I can't speak for him. Maybe he does. Maybe I haven't listened to him well enough yet.
This isn't a simple argument we can deal with in a sound-bitey fashion. I think that if we want better understanding and not just Internet victory we can take it slow and be charitable with one another. We're all working on it.
Quote:And I don't believe in final causes. I think final cause is a grave misunderstanding of how things in the universe happen. There is no end goal towards which things move toward in how they behave. Things move forward because of what they are intrinsically and the conditions at hand.
My experience is that people associate final causes with conscious intentional goals, though this isn't usually the case. Especially in nature.

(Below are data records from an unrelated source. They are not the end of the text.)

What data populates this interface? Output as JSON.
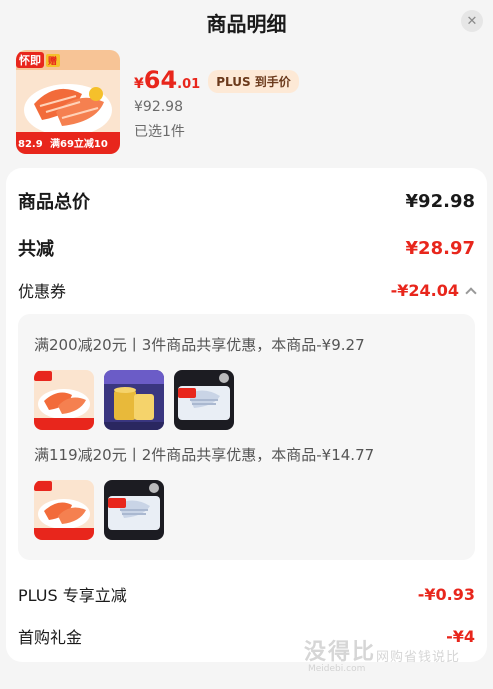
{
  "header": {
    "title": "商品明细",
    "close_label": "✕"
  },
  "product": {
    "price_currency": "¥",
    "price_integer": "64",
    "price_decimal": ".01",
    "plus_tag": "PLUS 到手价",
    "original_price": "¥92.98",
    "selected_count": "已选1件",
    "thumb_badges": {
      "top_left": "怀即",
      "top_right": "赠",
      "banner": "满69立减10",
      "price_hint": "82.9"
    }
  },
  "summary": {
    "total_label": "商品总价",
    "total_value": "¥92.98",
    "discount_label": "共减",
    "discount_value": "¥28.97",
    "coupon_label": "优惠券",
    "coupon_value": "-¥24.04"
  },
  "coupon_groups": [
    {
      "text": "满200减20元丨3件商品共享优惠，本商品-¥9.27"
    },
    {
      "text": "满119减20元丨2件商品共享优惠，本商品-¥14.77"
    }
  ],
  "other_discounts": {
    "plus_label": "PLUS 专享立减",
    "plus_value": "-¥0.93",
    "first_label": "首购礼金",
    "first_value": "-¥4"
  },
  "watermark": {
    "text": "没得比",
    "sub": "网购省钱说比",
    "url": "Meidebi.com"
  },
  "colors": {
    "accent": "#e8261c",
    "plus_tag_bg": "#fde9d6",
    "text": "#1a1a1a",
    "muted": "#6b6b6b"
  }
}
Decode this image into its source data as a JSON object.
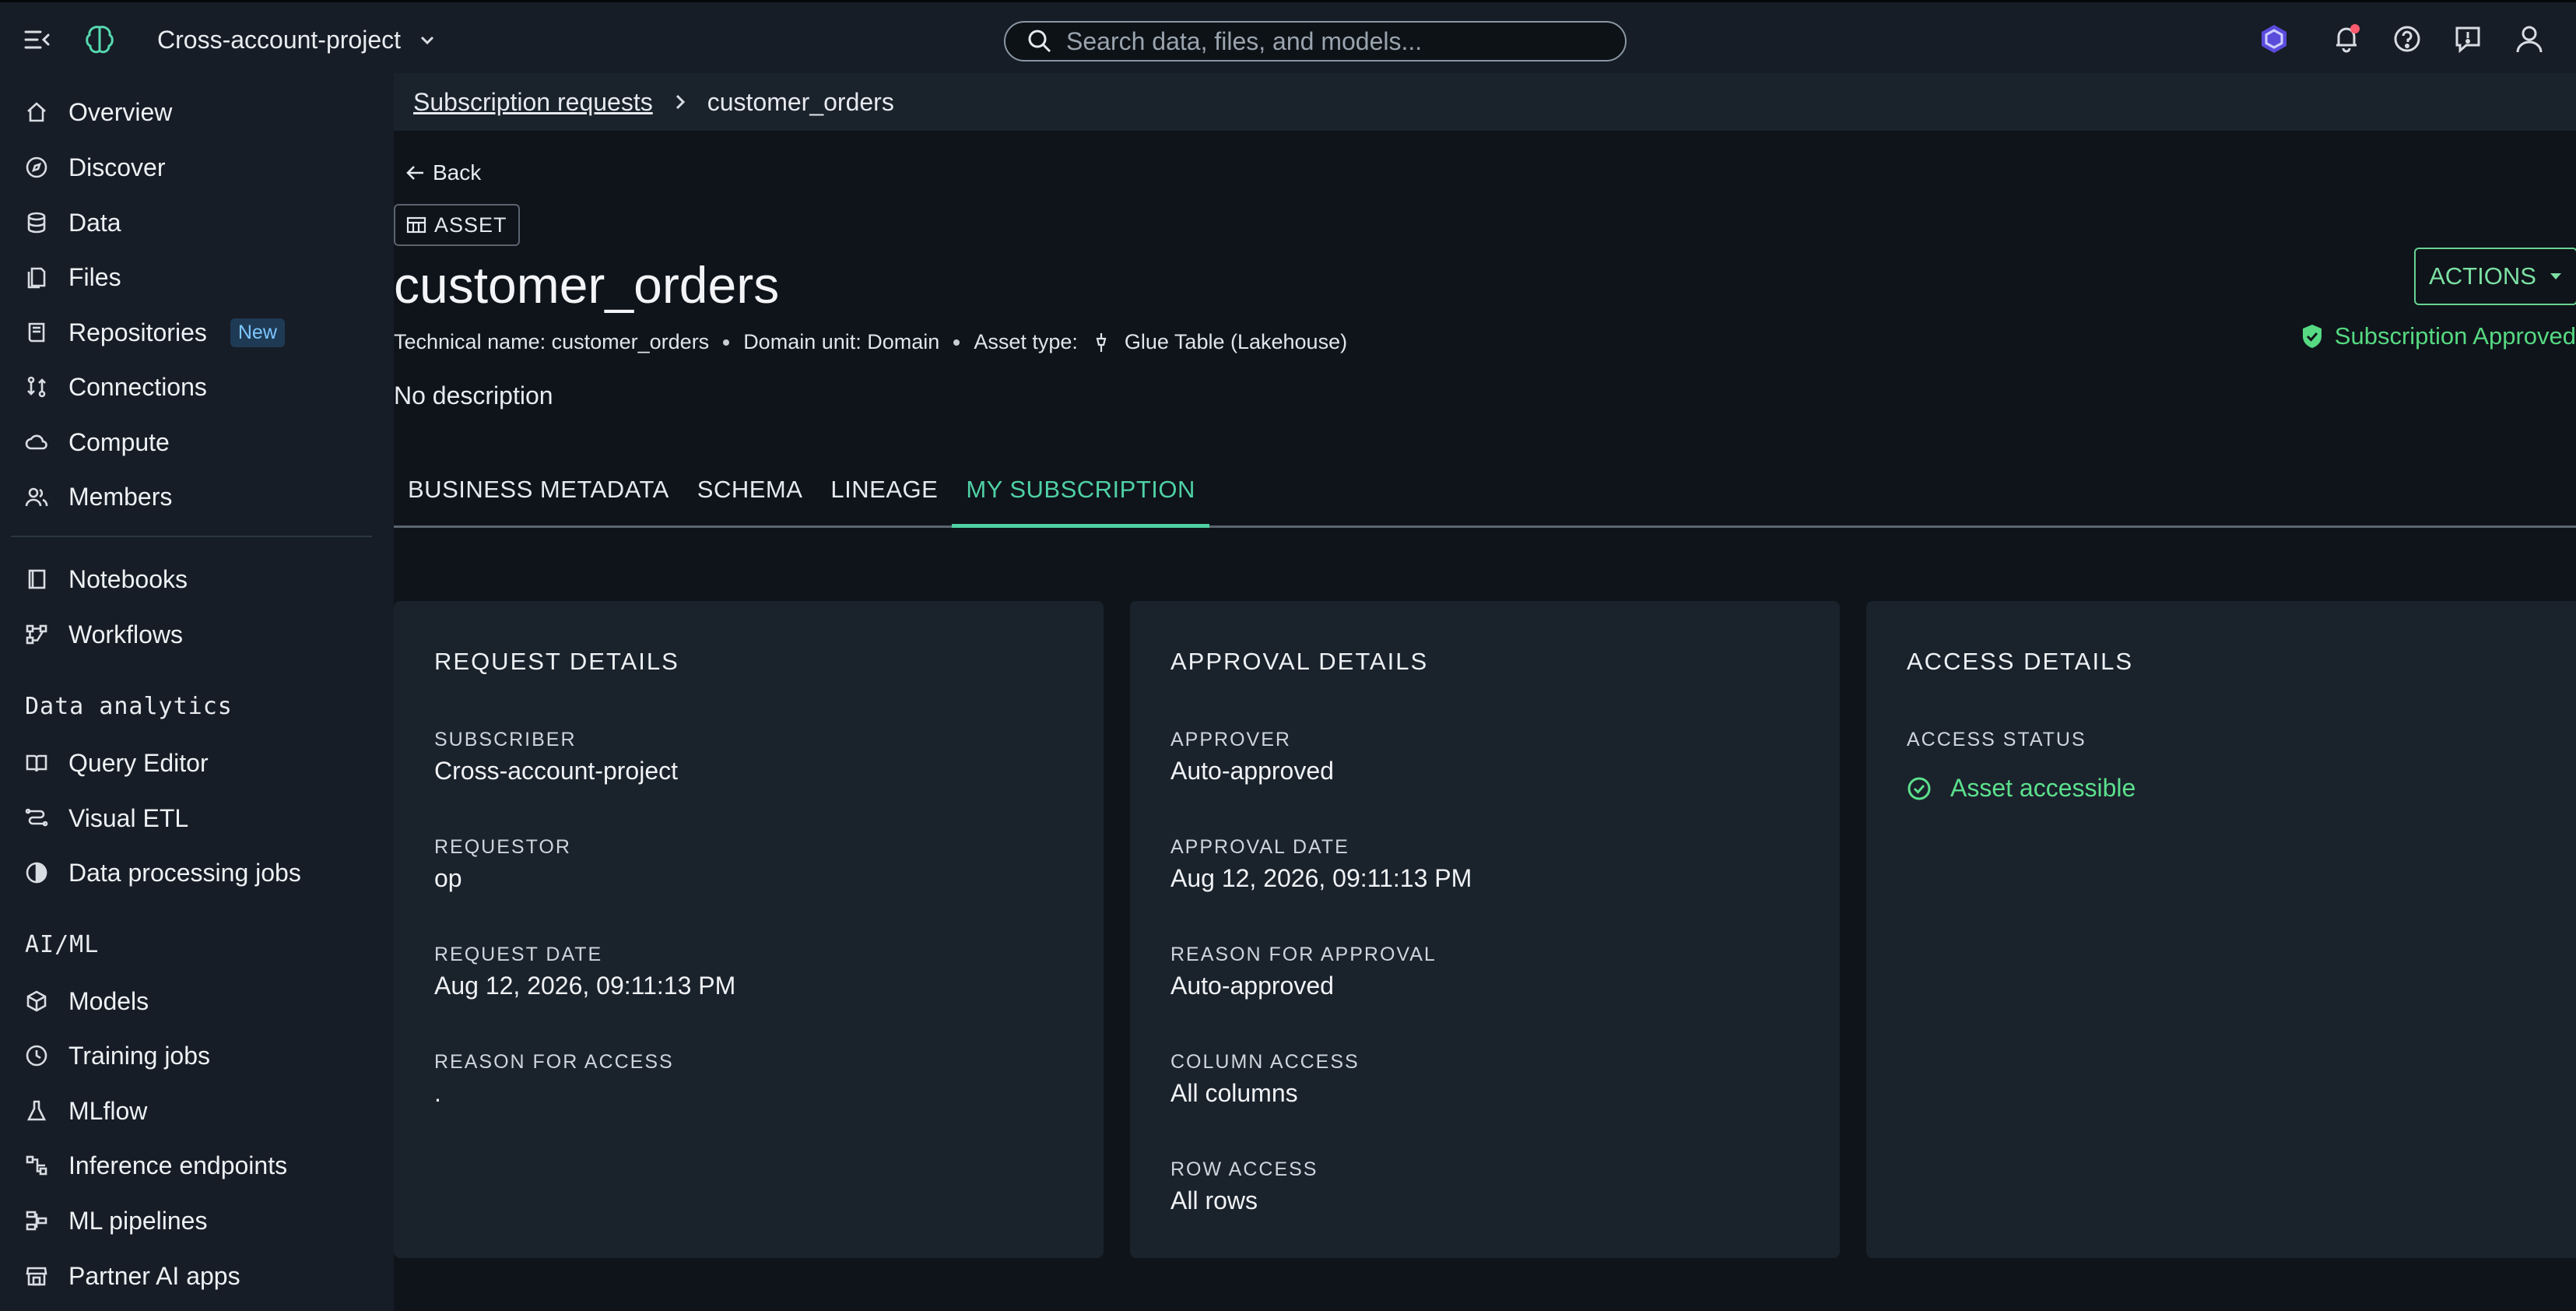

I mean, the final cause of an acorn is a mature oak tree. And that's entirely due to evolution and the intrinsic conditions of what acorns are.
But I risk derailing the thread....
Quote:I'm going to check that thread you linked me to now since I'm on the bus to work.
The poster called Ignorant is a far better philosopher than I am. I've talked to him on another forum, and I know who he is from real life. I've gained a lot from reviewing his conversations on this forum.
(August 11, 2019 at 7:36 am)Acrobat Wrote: Reason, Faith & Revolution? Yes, i credit Terry Eagleton for a lot, especially for introducing me to my favorite theologian, Herbert McCabe.That's the one! I figured you'd know it.
Quote:I think what many such unbelievers fail to recognize, is that most people live their religion, rather than develop an articulation of it. If my mother had to articulate a theology, it would have very little to do with the space in which her religion, faith, occupy in her life, it cuts deep within her.
I think of this quote from Dostoevsky: "“the essence of religious feeling doesn’t fit in with any reasoning, with any crimes and trespasses, or with any atheisms; there’s something else here that’s not that, and it will eternally be not that; there’s something in it that atheisms will eternally glance off, and they will eternally be talking not about that.”
Yes, I'm sure this is true. I'm Facebook friends with two faithful church-goers, and neither is into theology at all. But their community and moral culture is shaped through the church, and there's no way I could be against that.
They are also loving and good people -- yesterday one of them was celebrating the fact that her pastor -- a man -- had just got married to another man.